1. Get chunks from paper - `get_chunks_from_paper`
2. Create a tenant for the paper - `create_tenant`
3. Batch import chunks - `batch_import_chunks`

### 1. Get chunks from paper - `get_chunks_from_paper`

In [None]:
from distyll.text import from_arxiv_paper
from distyll.utils import chunk_text

def get_chunks_from_paper(url):
    paper = from_arxiv_paper(url)
    chunks = chunk_text(source_text=paper["text"])

    paper["arxiv_id"] = url.replace("https://arxiv.org/pdf/", "").replace(".pdf", "").replace(".", "-")
    paper["chunks"] = chunks
    return paper

In [None]:
chunked_2212 = get_chunks_from_paper("https://arxiv.org/pdf/2212.10496.pdf")
chunked_2212

### 2. Batch import chunks - `batch_import_chunks`

In [None]:
papers = client.collections.get("Papers")

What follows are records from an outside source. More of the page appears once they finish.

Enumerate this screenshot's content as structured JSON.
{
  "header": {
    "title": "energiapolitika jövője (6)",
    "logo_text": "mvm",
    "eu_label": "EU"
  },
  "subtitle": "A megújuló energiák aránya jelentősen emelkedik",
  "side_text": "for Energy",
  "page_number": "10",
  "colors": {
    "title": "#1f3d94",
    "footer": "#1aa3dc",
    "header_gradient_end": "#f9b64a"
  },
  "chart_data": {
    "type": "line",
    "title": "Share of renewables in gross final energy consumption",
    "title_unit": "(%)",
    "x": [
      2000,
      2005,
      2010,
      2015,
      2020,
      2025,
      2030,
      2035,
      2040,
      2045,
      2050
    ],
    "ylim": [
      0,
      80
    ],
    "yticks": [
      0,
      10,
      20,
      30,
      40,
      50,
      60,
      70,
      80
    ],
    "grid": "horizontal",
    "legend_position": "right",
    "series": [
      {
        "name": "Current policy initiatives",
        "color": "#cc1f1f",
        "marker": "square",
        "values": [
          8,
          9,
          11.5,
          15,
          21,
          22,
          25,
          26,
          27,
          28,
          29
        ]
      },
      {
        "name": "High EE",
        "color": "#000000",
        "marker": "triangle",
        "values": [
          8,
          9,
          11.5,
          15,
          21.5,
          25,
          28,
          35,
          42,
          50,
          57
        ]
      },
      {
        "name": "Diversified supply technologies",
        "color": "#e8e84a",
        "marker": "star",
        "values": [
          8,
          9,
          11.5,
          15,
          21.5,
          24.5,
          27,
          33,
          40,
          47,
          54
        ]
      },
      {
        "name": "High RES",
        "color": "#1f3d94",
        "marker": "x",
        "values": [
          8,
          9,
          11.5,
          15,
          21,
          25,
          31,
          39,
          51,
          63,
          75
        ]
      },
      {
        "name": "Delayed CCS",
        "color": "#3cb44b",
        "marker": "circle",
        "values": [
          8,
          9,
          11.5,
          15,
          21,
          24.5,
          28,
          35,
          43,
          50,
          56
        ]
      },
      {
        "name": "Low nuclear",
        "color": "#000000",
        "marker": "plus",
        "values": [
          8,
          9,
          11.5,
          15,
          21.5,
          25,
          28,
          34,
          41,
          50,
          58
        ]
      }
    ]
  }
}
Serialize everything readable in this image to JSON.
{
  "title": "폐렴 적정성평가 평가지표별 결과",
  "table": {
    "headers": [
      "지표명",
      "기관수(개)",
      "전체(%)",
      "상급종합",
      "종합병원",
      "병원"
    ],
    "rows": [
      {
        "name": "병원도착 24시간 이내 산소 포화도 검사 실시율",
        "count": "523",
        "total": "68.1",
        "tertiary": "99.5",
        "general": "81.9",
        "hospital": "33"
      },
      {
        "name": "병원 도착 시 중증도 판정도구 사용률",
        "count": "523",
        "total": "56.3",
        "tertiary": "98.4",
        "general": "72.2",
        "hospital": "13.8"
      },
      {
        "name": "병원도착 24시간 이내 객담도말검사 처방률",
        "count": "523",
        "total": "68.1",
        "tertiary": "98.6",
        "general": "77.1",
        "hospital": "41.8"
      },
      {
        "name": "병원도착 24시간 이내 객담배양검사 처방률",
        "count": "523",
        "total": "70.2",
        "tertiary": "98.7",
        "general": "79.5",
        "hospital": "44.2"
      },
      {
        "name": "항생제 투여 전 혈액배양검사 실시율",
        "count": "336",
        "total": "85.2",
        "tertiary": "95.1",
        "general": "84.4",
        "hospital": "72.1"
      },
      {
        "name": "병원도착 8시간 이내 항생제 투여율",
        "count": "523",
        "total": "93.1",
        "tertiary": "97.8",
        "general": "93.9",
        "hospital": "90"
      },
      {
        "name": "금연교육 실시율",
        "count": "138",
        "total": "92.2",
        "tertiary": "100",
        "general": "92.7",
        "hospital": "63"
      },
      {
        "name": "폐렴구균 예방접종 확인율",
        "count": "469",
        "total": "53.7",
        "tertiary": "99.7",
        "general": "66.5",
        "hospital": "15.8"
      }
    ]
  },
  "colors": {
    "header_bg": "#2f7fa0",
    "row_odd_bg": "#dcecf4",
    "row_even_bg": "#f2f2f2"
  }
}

def batch_import_chunks(chunked_paper):

    i=0
    with papers.batch.rate_limit(100) as batch:
        for chunk in chunked_paper["chunks"]:
            batch.add_object({
                "arxiv_id": chunked_paper["arxiv_id"],
                "title": chunked_paper["title"],
                "url": chunked_paper["url"],
                "chunk": chunk,
                "chunk_no": i,
            })
            i+=1

    if(len(papers.batch.failed_objects)>0):
        print("Import complete with errors")
        for err in papers.batch.failed_objects:
            print(err)
    else:
        print("Import complete with no errors")

In [None]:
batch_import_chunks(chunked_2212)

## End-to-end paper load

In [None]:
def import_paper(url):
    cp = get_chunks_from_paper(url)
    batch_import_chunks(cp)

In [None]:
import_paper("https://arxiv.org/pdf/2401.00107.pdf")

In [None]:
papers.aggregate.over_all()

## Close the client when done

In [None]:
client.close()